Group 2 from French feminisms class show off their nametags, on which they collected icons all semester long

French 205/405: French Cinema on the Edge – GE, IT

This course charts the emergence of French cinema from its invention as a byproduct of the Industrial Revolution to its confident affirmation as the most modern of art forms with the mid-century New Wave. Throughout, we consider film in relation to social movements, world wars, and political and economic developments, including how film served colonial ideologies as well as anti-colonial revolt. You will develop vocabulary and skills for critically analyzing one of the most impactful art forms. French 205/405 can count for the Communication major (Film & Media Studies concentration).
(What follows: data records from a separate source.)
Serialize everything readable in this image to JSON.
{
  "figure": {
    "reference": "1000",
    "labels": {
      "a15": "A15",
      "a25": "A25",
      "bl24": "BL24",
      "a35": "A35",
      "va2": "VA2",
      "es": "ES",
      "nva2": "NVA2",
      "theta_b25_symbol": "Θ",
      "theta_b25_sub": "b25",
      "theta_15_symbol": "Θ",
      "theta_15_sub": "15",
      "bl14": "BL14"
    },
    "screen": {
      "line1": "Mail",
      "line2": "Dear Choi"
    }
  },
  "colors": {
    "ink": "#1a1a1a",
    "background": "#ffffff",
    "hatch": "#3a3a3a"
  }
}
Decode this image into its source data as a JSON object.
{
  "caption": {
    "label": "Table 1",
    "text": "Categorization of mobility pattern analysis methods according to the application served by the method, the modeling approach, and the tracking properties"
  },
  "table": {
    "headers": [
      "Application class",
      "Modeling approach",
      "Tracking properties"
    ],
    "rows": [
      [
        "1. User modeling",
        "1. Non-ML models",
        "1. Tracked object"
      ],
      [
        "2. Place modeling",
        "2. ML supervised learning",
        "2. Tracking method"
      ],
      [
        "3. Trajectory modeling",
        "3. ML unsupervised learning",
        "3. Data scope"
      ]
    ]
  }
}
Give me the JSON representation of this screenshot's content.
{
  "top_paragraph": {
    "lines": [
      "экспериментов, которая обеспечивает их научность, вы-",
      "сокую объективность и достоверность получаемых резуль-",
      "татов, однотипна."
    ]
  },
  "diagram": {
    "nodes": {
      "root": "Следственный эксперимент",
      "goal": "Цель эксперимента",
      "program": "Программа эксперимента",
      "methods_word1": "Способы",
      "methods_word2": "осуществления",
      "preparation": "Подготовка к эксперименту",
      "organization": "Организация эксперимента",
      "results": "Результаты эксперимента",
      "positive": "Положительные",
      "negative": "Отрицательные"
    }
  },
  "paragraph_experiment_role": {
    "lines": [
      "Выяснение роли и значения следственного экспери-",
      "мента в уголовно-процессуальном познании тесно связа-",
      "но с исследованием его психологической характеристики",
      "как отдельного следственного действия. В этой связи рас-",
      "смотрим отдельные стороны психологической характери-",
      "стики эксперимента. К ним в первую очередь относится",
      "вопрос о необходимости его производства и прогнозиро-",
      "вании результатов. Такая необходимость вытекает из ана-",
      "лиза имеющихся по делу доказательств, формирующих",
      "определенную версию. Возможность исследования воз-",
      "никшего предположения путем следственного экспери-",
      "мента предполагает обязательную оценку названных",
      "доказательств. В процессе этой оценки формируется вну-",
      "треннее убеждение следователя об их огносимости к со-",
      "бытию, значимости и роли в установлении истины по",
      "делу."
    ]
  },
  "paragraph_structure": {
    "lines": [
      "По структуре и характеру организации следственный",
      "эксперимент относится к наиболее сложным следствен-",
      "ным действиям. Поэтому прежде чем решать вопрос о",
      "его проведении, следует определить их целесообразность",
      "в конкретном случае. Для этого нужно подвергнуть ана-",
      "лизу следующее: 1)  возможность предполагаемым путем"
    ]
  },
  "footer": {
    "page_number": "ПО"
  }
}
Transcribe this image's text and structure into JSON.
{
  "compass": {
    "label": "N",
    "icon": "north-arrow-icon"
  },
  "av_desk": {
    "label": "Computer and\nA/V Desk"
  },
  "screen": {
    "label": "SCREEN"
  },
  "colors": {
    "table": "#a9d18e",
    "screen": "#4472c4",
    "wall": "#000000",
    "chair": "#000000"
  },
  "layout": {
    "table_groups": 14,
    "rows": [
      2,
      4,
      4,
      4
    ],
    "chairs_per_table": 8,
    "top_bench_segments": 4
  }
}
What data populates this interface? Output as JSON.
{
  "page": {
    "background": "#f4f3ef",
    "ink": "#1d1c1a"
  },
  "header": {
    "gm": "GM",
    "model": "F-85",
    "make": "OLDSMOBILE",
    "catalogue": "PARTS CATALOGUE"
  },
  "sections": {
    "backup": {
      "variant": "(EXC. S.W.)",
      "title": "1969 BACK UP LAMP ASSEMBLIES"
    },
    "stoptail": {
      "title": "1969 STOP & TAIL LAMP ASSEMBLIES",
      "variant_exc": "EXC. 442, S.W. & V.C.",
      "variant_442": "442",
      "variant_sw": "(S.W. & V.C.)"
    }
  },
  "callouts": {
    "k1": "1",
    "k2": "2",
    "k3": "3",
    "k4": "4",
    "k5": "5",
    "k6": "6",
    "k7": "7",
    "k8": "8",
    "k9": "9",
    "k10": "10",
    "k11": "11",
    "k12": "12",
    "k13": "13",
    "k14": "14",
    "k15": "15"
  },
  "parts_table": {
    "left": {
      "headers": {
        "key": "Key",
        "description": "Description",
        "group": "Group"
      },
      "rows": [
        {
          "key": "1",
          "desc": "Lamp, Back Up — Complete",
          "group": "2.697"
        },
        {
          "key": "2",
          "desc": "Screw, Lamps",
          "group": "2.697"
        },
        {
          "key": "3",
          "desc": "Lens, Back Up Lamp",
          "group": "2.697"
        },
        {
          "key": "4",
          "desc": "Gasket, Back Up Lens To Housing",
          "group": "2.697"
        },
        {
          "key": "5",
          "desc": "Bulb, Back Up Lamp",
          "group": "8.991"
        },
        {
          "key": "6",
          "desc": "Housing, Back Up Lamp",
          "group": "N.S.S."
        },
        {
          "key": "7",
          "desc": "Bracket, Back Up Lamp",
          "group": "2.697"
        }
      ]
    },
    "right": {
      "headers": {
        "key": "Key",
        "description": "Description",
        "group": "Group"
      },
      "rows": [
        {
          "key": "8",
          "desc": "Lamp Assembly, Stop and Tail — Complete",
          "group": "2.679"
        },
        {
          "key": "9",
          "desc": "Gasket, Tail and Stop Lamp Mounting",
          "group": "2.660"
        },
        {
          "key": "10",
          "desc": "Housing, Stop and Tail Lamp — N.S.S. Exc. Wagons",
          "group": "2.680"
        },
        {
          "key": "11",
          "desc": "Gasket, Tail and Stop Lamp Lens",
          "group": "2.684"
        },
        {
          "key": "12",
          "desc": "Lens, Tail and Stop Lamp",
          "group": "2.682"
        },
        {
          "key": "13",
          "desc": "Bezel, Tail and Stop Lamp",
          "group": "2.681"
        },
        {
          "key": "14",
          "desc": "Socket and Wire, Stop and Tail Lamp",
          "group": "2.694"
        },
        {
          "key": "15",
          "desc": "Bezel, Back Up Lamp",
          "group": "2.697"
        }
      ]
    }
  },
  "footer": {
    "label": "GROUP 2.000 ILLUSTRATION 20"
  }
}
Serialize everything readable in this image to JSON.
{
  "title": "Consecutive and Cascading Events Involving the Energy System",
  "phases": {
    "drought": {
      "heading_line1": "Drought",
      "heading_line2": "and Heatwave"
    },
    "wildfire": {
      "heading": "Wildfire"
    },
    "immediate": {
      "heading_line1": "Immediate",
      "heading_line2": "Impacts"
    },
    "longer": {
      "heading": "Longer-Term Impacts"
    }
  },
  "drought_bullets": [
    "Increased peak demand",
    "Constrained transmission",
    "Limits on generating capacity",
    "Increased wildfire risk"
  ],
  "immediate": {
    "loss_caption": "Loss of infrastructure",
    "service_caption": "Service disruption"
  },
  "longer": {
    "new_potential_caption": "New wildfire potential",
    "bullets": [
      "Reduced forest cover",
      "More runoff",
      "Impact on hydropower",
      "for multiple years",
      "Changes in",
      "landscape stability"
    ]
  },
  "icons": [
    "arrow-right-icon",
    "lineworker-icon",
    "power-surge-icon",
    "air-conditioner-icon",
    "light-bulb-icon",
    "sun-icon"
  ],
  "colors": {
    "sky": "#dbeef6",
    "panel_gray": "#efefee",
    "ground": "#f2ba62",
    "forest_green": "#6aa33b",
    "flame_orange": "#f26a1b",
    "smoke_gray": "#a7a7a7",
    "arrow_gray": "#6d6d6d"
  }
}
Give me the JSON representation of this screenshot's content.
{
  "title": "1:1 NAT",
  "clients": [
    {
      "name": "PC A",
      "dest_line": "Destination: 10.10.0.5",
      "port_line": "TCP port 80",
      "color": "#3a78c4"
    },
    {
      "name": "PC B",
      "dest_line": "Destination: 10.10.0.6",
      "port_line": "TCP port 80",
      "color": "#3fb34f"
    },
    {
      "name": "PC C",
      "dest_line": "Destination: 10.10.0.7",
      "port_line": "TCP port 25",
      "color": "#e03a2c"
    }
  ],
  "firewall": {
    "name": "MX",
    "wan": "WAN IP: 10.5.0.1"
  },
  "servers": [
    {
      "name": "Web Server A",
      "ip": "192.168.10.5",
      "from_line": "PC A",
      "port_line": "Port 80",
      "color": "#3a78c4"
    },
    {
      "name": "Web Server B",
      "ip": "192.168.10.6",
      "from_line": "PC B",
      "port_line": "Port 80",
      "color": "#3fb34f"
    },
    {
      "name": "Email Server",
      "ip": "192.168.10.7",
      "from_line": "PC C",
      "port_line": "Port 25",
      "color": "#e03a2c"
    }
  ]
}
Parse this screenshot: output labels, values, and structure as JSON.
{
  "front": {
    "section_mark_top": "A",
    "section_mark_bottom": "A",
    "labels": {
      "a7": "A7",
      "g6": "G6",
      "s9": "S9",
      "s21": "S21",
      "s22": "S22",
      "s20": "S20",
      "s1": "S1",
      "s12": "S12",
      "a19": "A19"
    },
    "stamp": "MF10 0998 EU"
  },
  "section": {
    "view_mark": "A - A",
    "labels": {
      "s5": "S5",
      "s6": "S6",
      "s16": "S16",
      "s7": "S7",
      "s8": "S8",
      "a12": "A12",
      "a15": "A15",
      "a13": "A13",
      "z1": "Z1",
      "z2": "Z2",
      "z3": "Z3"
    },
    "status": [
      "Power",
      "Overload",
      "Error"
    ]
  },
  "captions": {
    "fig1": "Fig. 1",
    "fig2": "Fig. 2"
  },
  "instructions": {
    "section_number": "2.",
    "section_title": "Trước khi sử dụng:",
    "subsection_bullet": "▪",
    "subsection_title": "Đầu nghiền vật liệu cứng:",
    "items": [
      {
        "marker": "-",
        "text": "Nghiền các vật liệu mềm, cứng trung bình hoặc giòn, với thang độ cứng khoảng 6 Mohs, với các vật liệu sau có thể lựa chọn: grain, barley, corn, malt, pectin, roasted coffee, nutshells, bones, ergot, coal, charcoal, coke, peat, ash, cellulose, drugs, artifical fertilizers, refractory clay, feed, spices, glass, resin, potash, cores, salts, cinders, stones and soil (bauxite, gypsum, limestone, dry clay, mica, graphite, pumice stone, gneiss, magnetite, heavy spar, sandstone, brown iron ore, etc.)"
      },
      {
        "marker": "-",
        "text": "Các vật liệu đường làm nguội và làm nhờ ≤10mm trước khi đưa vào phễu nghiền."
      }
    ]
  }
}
French 206/406: French Feminism from Christine de Pizan to Simone de Beauvoir – GE, IT

This course provides you with an archive of resources from which you can build your own feminist house: manuscripts, printed books, engravings, posters, and the popular press from the late Middle Ages to contemporary France. We will examine three kinds of feminism: fortress feminism, equality feminism, and manifesto feminism. Course assignments foster collaboration and individual inquiry; they are analytical, reflective, and creative. French 206/406 can count for the major in Gender, Sexuality, & Race Studies and the minor in Gender & Sexuality Studies.